You can use the following Rules configuration to define alerts on your MySQL metrics:

# Copyright 2022 Google LLC
#
# Licensed under the Apache License, Version 2.0 (the "License");
# you may not use this file except in compliance with the License.
# You may obtain a copy of the License at
#
#     https://www.apache.org/licenses/LICENSE-2.0
#
# Unless required by applicable law or agreed to in writing, software
# distributed under the License is distributed on an "AS IS" BASIS,
# WITHOUT WARRANTIES OR CONDITIONS OF ANY KIND, either express or implied.
# See the License for the specific language governing permissions and
# limitations under the License.

apiVersion: monitoring.googleapis.com/v1
kind: Rules
metadata:
  name: mysql-rules
  labels:
    app.kubernetes.io/component: rules
    app.kubernetes.io/name: mysql-rules
    app.kubernetes.io/part-of: google-cloud-managed-prometheus
spec:
  groups:
  - name: mysql
    interval: 30s
    rules:
    - alert: MySQLConnectionErrors
      annotations:
        description: |-
          MySQL connection errors
            VALUE = {{ $value }}
            LABELS: {{ $labels }}
        summary: MySQL connection errors (instance {{ $labels.instance }})
      expr: mysql_global_status_connection_errors_total > 0
      for: 5m
      labels:
        severity: warning

To apply configuration changes from a local file, run the following command:

kubectl apply -n NAMESPACE_NAME -f FILE_NAME

You can also use Terraform to manage your configurations.

For more information about applying rules to your cluster, see Managed rule evaluation and alerting.

You can adjust the alert thresholds to suit your application.

Verify the configuration

You can use Metrics Explorer to verify that you correctly configured the MySQL exporter. It might take one or two minutes for Cloud Monitoring to ingest your metrics.

To verify the metrics are ingested, do the following:

  1. In the navigation panel of the Google Cloud console, select Monitoring, and then select  Metrics explorer:

    Go to Metrics explorer

  2. In the toolbar of the query-builder pane, select the button whose name is either  MQL or  PromQL.
  3. Verify that PromQL is selected in the Language toggle. The language toggle is in the same toolbar that lets you format your query.
  4. Enter and run the following query:
    up{job="mysql", cluster="CLUSTER_NAME", namespace="NAMESPACE_NAME"}

View dashboards

The Cloud Monitoring integration includes the MySQL Prometheus Overview dashboard. Dashboards are automatically installed when you configure the integration. You can also view static previews of dashboards without installing the integration.

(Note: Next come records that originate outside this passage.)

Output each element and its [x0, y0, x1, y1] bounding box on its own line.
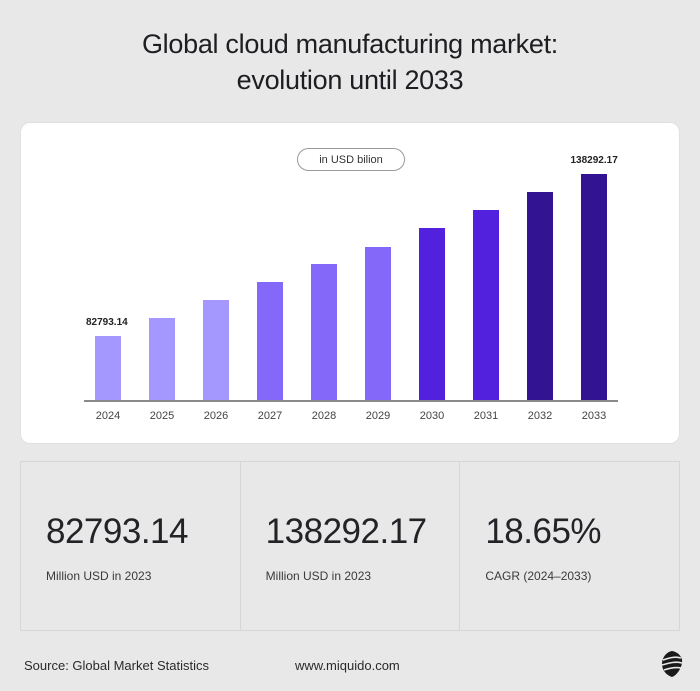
- bar-2024: [95, 336, 121, 400]
- x-tick-label: 2031: [473, 410, 499, 422]
- x-tick-label: 2028: [311, 410, 337, 422]
- x-tick-label: 2032: [527, 410, 553, 422]
- bar-2033: [581, 174, 607, 400]
- unit-pill: in USD bilion: [297, 148, 405, 171]
- website-link[interactable]: www.miquido.com: [295, 658, 400, 673]
- stat-cagr: 18.65% CAGR (2024–2033): [460, 462, 679, 630]
- title-line-2: evolution until 2033: [236, 65, 464, 95]
- stat-end-value: 138292.17 Million USD in 2023: [241, 462, 461, 630]
- stat-value: 18.65%: [485, 512, 602, 551]
- bar-2029: [365, 247, 391, 400]
- bar-2025: [149, 318, 175, 400]
- stat-value: 138292.17: [265, 512, 427, 551]
- x-tick-label: 2024: [95, 410, 121, 422]
- bar-2026: [203, 300, 229, 400]
- bar-2027: [257, 282, 283, 400]
- x-axis-baseline: [84, 400, 618, 402]
- value-label-2033: 138292.17: [570, 155, 618, 166]
- stat-value: 82793.14: [46, 512, 188, 551]
- x-tick-label: 2027: [257, 410, 283, 422]
- x-tick-label: 2026: [203, 410, 229, 422]
- value-label-2024: 82793.14: [86, 317, 128, 328]
- chart-card: in USD bilion 2024 2025 2026 2027 2028 2029 20…: [20, 122, 680, 444]
- stat-label: Million USD in 2023: [46, 569, 152, 583]
- x-tick-label: 2033: [581, 410, 607, 422]
- bar-plot: 2024 2025 2026 2027 2028 2029 2030 2031 2032 2033…: [21, 123, 681, 445]
- bar-2031: [473, 210, 499, 400]
- bar-2030: [419, 228, 445, 400]
- bar-2028: [311, 264, 337, 400]
- x-tick-label: 2030: [419, 410, 445, 422]
- title-line-1: Global cloud manufacturing market:: [141, 29, 558, 59]
- stat-label: Million USD in 2023: [265, 569, 372, 583]
- x-tick-label: 2029: [365, 410, 391, 422]
- page-title: Global cloud manufacturing market: evolu…: [0, 26, 700, 98]
- stat-start-value: 82793.14 Million USD in 2023: [21, 462, 241, 630]
- x-tick-label: 2025: [149, 410, 175, 422]
- stat-label: CAGR (2024–2033): [485, 569, 592, 583]
- source-text: Source: Global Market Statistics: [24, 658, 209, 673]
- stats-grid: 82793.14 Million USD in 2023 138292.17 M…: [20, 461, 680, 631]
- bar-2032: [527, 192, 553, 400]
- miquido-logo-icon: [661, 651, 683, 677]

To view an installed dashboard, do the following:

  1. In the navigation panel of the Google Cloud console, select Monitoring, and then select  Dashboards:

    Go to Dashboards

  2. Select the Dashboard List tab.
  3. Choose the Integrations category.
  4. Click the name of the dashboard, for example, MySQL Prometheus Overview.

To view a static preview of the dashboard, do the following:

  1. In the navigation panel of the Google Cloud console, select Monitoring, and then select  Integrations:

    Go to Integrations

  2. Click the Kubernetes Engine deployment-platform filter.
  3. Locate the MySQL integration and click View Details.
  4. Select the Dashboards tab.

Troubleshooting

For information about troubleshooting metric ingestion problems, see Problems with collection from exporters in Troubleshooting ingestion-side problems.